U.A.E. Changes Laws To Attract Foreign Tourists And Investment

The United Arab Emirates has announced several changes to their legal system, including the abolishment of forgiving verdicts for honour killings, fewer alcohol restrictions, and an ability for noncitizens to be excluded from Islamic law considering inheritance and divorce. The modified laws are supposed to attract tourists and funding from investors, by diminishing the roles of Islamic codes in the country’s justice system. The idea is to brand the United Arab Emirates as a globalized, more progressive country that attracts professionals and investors. The legal changes will improve protections and rights for foreign women, however, Emirati women will still be exposed to gender discrimination.

On Sunday, November 8th, the state-run Emirates News Agency declared the legal changes, referring to them as the most significant repairment of the government in years. The decision includes encouraging diversity with the goal of labeling the country as “one of the most socially and economically attractive countries in the world.” The Emirates hope to attract more investors and tourists from Israel especially, as their relationship with them was normalized earlier this year. 

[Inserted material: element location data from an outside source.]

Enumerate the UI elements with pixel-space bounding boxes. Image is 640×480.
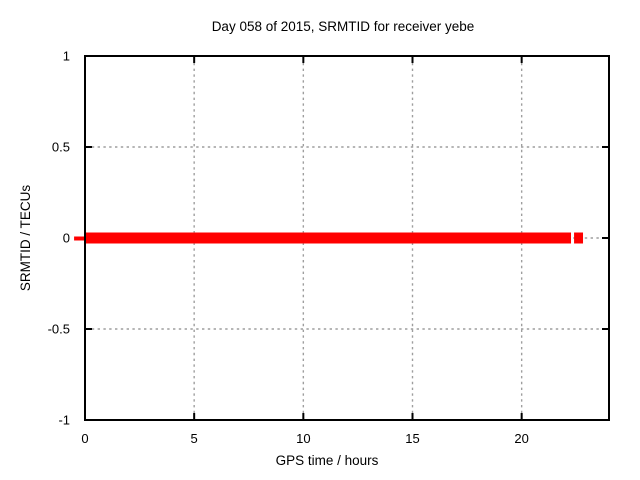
- y-tick-label: 1: [63, 49, 70, 64]
- series-segment: [85, 232, 572, 244]
- plot-border: [84, 55, 610, 421]
- x-tick-label: 5: [191, 431, 198, 446]
- series-segment: [574, 232, 584, 244]
- series-layer: [74, 232, 584, 244]
- x-axis-label: GPS time / hours: [276, 453, 379, 468]
- y-axis-label: SRMTID / TECUs: [18, 185, 33, 292]
- chart-title: Day 058 of 2015, SRMTID for receiver yeb…: [212, 19, 475, 34]
- x-tick-label: 20: [514, 431, 528, 446]
- y-tick-label: -0.5: [48, 322, 70, 337]
- x-tick-label: 10: [296, 431, 310, 446]
- y-tick-label: 0.5: [52, 140, 70, 155]
- series-left-cap: [74, 236, 85, 241]
- y-tick-label: 0: [63, 231, 70, 246]
- x-tick-label: 15: [405, 431, 419, 446]
- y-tick-label: -1: [58, 413, 70, 428]
- tick-label-layer: 0 5 10 15 20 -1 -0.5 0 0.5 1: [48, 49, 529, 447]
- x-tick-label: 0: [81, 431, 88, 446]
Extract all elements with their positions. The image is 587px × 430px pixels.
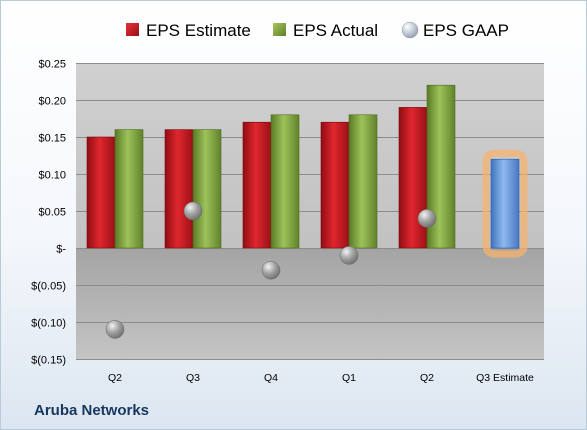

The Emirates has a population of 10 million people, but almost 90 percent of them are foreigners with work visas. Because of the economic opportunities and high salaries in the country, the flow of immigration has increased in the past years. Additionally, the Emirates has no income tax collected from individuals. Many of the people immigrating are professionals from Europe, the United States, and Arab countries. However, the majority of the population are low-paid workers from Southern Asia. 

With the new changes, laws on divorce will depend on what country the marriage took place in, and inheritance will be related to the regulations in the deceased person’s home country. Furthermore, the government of the United Arab Emirates is built on Islamic and Sharia law, which has been complicated in a country with such a high level of diversity. Along with this, the female population has faced several challenges and inequalities, as their rights have not been emphasized or protected. The new legal changes intend to abolish light sentences for honor crimes, meaning more men will be prosecuted for abusing or killing a female relative. These crimes will now be considered in the same category as any other type of assault or homicide. 

Moreover, according to the New York Times, cases of sexual assault will now include tougher punishments, with a maximum fine increasing to about US$27,000. Rothna Begum, Senior Women’s Rights Researcher at Human Rights Watch, stated “Some of these reforms are quite important,” and referred specifically to the removal of lenient sentences “that allow men to kill and harm women in the name of honor.”

The protections are considered a step in the right direction, however, the legal changes have not been written down anywhere in actual legal statements. Also, the modified laws only pertain to foreign women, but not to Emirati women, which means they are still victims of discriminatory laws.For a long period of time, Sharia laws have controlled the female population. Still, women must be given consent from a male relative to marry or remarry, and marriages with non-muslims are illegal. In order to establish gender equality in the United Arab Emirates, all women must be included in legalized protections. According to Rothna Begum, “You can get away with a lot in Dubai,” she said. “The problem is that they still have a lot of discrimination depending on who you are.”

The legal changes in the Emirates reflect an overall improvement and attempt to encourage diversity and include protections. However, international partners and organizations must be critical and demand rights to be applied to all parts of society, including Emirati women.